1. Mensagem de Mário Beja Santos* (ex-Alf Mil, Comandante do Pel Caç Nat 52, Missirá e Bambadinca, 1968/70), com data de 23 de Dezembro de 2010:
Luís,
Deixei ai na Escola um saco com livros e uma lembrança insignificante para ti. Espero ter sido útil. Já falei com a Dr.ª Joana dos Livros Horizonte, aquele livro só fala de Angola e Goa, como sabes não me posso dispersar, o nosso blogue é da Guiné, só falo de livros da Guiné.
Faltam-me ainda vários dias da Operação Tangomau, espero concluir tudo até ao fim do mês. Como te disse, haverá uma grande surpresa para ti e para a malta da CCaç 12.
Desejo-te do coração, para ti, para a Alice e petizes, mil alegrias natalícias.
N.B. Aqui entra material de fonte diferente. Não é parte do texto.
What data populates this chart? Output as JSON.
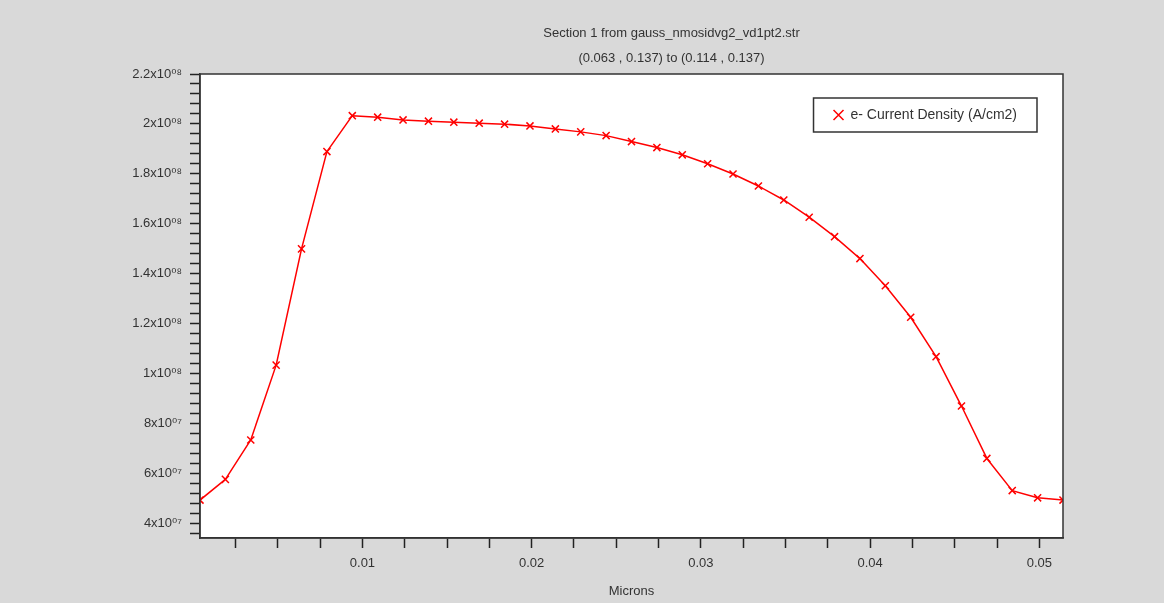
{
  "chart_data": {
    "type": "line",
    "title": "Section 1 from gauss_nmosidvg2_vd1pt2.str",
    "subtitle": "(0.063 , 0.137) to (0.114 , 0.137)",
    "xlabel": "Microns",
    "x": [
      0.0004,
      0.0019,
      0.0034,
      0.0049,
      0.0064,
      0.0079,
      0.0094,
      0.0109,
      0.0124,
      0.0139,
      0.0154,
      0.0169,
      0.0184,
      0.0199,
      0.0214,
      0.0229,
      0.0244,
      0.0259,
      0.0274,
      0.0289,
      0.0304,
      0.0319,
      0.0334,
      0.0349,
      0.0364,
      0.0379,
      0.0394,
      0.0409,
      0.0424,
      0.0439,
      0.0454,
      0.0469,
      0.0484,
      0.0499,
      0.0514
    ],
    "series": [
      {
        "name": "e- Current Density (A/cm2)",
        "color": "#ff0000",
        "values": [
          49200000.0,
          57500000.0,
          73300000.0,
          103300000.0,
          149900000.0,
          188900000.0,
          203300000.0,
          202700000.0,
          201600000.0,
          201100000.0,
          200700000.0,
          200300000.0,
          199900000.0,
          199200000.0,
          198000000.0,
          196800000.0,
          195300000.0,
          192900000.0,
          190500000.0,
          187600000.0,
          184000000.0,
          179900000.0,
          175100000.0,
          169500000.0,
          162600000.0,
          154800000.0,
          146000000.0,
          135100000.0,
          122500000.0,
          106700000.0,
          86900000.0,
          65900000.0,
          53000000.0,
          50100000.0,
          49200000.0
        ]
      }
    ],
    "xlim": [
      0.0004,
      0.0514
    ],
    "xticks": [
      {
        "value": 0.0025,
        "label": null
      },
      {
        "value": 0.005,
        "label": null
      },
      {
        "value": 0.0075,
        "label": null
      },
      {
        "value": 0.01,
        "label": "0.01"
      },
      {
        "value": 0.0125,
        "label": null
      },
      {
        "value": 0.015,
        "label": null
      },
      {
        "value": 0.0175,
        "label": null
      },
      {
        "value": 0.02,
        "label": "0.02"
      },
      {
        "value": 0.0225,
        "label": null
      },
      {
        "value": 0.025,
        "label": null
      },
      {
        "value": 0.0275,
        "label": null
      },
      {
        "value": 0.03,
        "label": "0.03"
      },
      {
        "value": 0.0325,
        "label": null
      },
      {
        "value": 0.035,
        "label": null
      },
      {
        "value": 0.0375,
        "label": null
      },
      {
        "value": 0.04,
        "label": "0.04"
      },
      {
        "value": 0.0425,
        "label": null
      },
      {
        "value": 0.045,
        "label": null
      },
      {
        "value": 0.0475,
        "label": null
      },
      {
        "value": 0.05,
        "label": "0.05"
      }
    ],
    "ylim": [
      34000000.0,
      220000000.0
    ],
    "yticks": [
      {
        "value": 36000000.0,
        "label": null
      },
      {
        "value": 40000000.0,
        "label": "4x10⁰⁷"
      },
      {
        "value": 44000000.0,
        "label": null
      },
      {
        "value": 48000000.0,
        "label": null
      },
      {
        "value": 52000000.0,
        "label": null
      },
      {
        "value": 56000000.0,
        "label": null
      },
      {
        "value": 60000000.0,
        "label": "6x10⁰⁷"
      },
      {
        "value": 64000000.0,
        "label": null
      },
      {
        "value": 68000000.0,
        "label": null
      },
      {
        "value": 72000000.0,
        "label": null
      },
      {
        "value": 76000000.0,
        "label": null
      },
      {
        "value": 80000000.0,
        "label": "8x10⁰⁷"
      },
      {
        "value": 84000000.0,
        "label": null
      },
      {
        "value": 88000000.0,
        "label": null
      },
      {
        "value": 92000000.0,
        "label": null
      },
      {
        "value": 96000000.0,
        "label": null
      },
      {
        "value": 100000000.0,
        "label": "1x10⁰⁸"
      },
      {
        "value": 104000000.0,
        "label": null
      },
      {
        "value": 108000000.0,
        "label": null
      },
      {
        "value": 112000000.0,
        "label": null
      },
      {
        "value": 116000000.0,
        "label": null
      },
      {
        "value": 120000000.0,
        "label": "1.2x10⁰⁸"
      },
      {
        "value": 124000000.0,
        "label": null
      },
      {
        "value": 128000000.0,
        "label": null
      },
      {
        "value": 132000000.0,
        "label": null
      },
      {
        "value": 136000000.0,
        "label": null
      },
      {
        "value": 140000000.0,
        "label": "1.4x10⁰⁸"
      },
      {
        "value": 144000000.0,
        "label": null
      },
      {
        "value": 148000000.0,
        "label": null
      },
      {
        "value": 152000000.0,
        "label": null
      },
      {
        "value": 156000000.0,
        "label": null
      },
      {
        "value": 160000000.0,
        "label": "1.6x10⁰⁸"
      },
      {
        "value": 164000000.0,
        "label": null
      },
      {
        "value": 168000000.0,
        "label": null
      },
      {
        "value": 172000000.0,
        "label": null
      },
      {
        "value": 176000000.0,
        "label": null
      },
      {
        "value": 180000000.0,
        "label": "1.8x10⁰⁸"
      },
      {
        "value": 184000000.0,
        "label": null
      },
      {
        "value": 188000000.0,
        "label": null
      },
      {
        "value": 192000000.0,
        "label": null
      },
      {
        "value": 196000000.0,
        "label": null
      },
      {
        "value": 200000000.0,
        "label": "2x10⁰⁸"
      },
      {
        "value": 204000000.0,
        "label": null
      },
      {
        "value": 208000000.0,
        "label": null
      },
      {
        "value": 212000000.0,
        "label": null
      },
      {
        "value": 216000000.0,
        "label": null
      },
      {
        "value": 220000000.0,
        "label": "2.2x10⁰⁸"
      }
    ],
    "grid": false,
    "legend": "top right",
    "marker": "cross",
    "line_style": "solid"
  }
}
Recebe a profunda estima do
Mário
Salgueiro Maia na Guiné
Beja Santos
A biografia “Salgueiro Maia, um Homem da Liberdade” dedica obrigatoriamente um capítulo à CCav 3240 que o prestigioso militar de Abril comandou (“Salgueiro Maia, um Homem da Liberdade”, por António Sousa Duarte, Âncora Editora,11ª edição, 2000). Embarcaram em 4 de Julho de 1971 no Angra de Heroísmo, chegaram à Guiné no dia 9. Esta CCav é uma unidade independente. Chegados à Guiné, vão para o Cumeré, onde ficam até 6 de Agosto, a receber a instrução de aperfeiçoamento operacional. A Companhia passa para a intervenção, tem por limites os rios Mansoa e Armada, a norte; Inhamate, a leste; o rio Mansoa também a sul e Có, a oeste. Nesta área os aglomerados mais importantes são Bula, Binar, Bissum, Ponta Consolação, João Landim. Há estradas alcatroadas entre João Landim – Bula – São Vicente, entre Bula e Teixeira Pinto e inicia-se o alcatroamento no troço Bula – Binar. Em Ponta Matar, em 19 de Setembro, é ferido sem gravidade. A CCav é integrada no BCaç 2928, o epicentro da sua acção é Bula: patrulhamentos, operações, envolvimento em obras diversas de vias de comunicação e estruturas militares, desmatação, escoltas e emboscadas. Assim se passaram os primeiros doze meses. O segundo ano não será muito diferente. Salgueiro Maia, segundo os testemunhos obtidos, é solícito, metódico, vive obcecado por não ter baixas e neste capítulo irá ter resultados excepcionais. No último período da sua comissão, competiu-lhe assegurar o serviço normal de segurança em torno de Bissau, zelando por Safim, Impernal, João Landim e Quinhamel. Em Maio de 1973, é convocado para apoiar as tropas que estão cercadas em Guidage, isto quando as armas e os equipamentos já tinham sido entregues e todos se preparavam para regressar a casa. Era uma operação de picagem da estrada Binta – Guidage que se supunha durar vários dias e acabou por se arrastar vários meses. Durante a operação começaram a rebentar sucessivos engenhos e minas antipessoais, Salgueiro Maia decidiu abandonar a estrada, rompeu pela floresta com uma máquina de engenharia, só mais adiante é que regressaram à estrada e assim atingiram sãos e salvos Guidage. Ele escreverá mais tarde um episódio indispensável para compreender a dureza dos acontecimentos e de que já aqui se fez menção no blogue: “Crónica dos feitos de Guidage” que vem incluído no livro que vários amigos lhe dedicaram e que foi publicado na Editorial Notícias.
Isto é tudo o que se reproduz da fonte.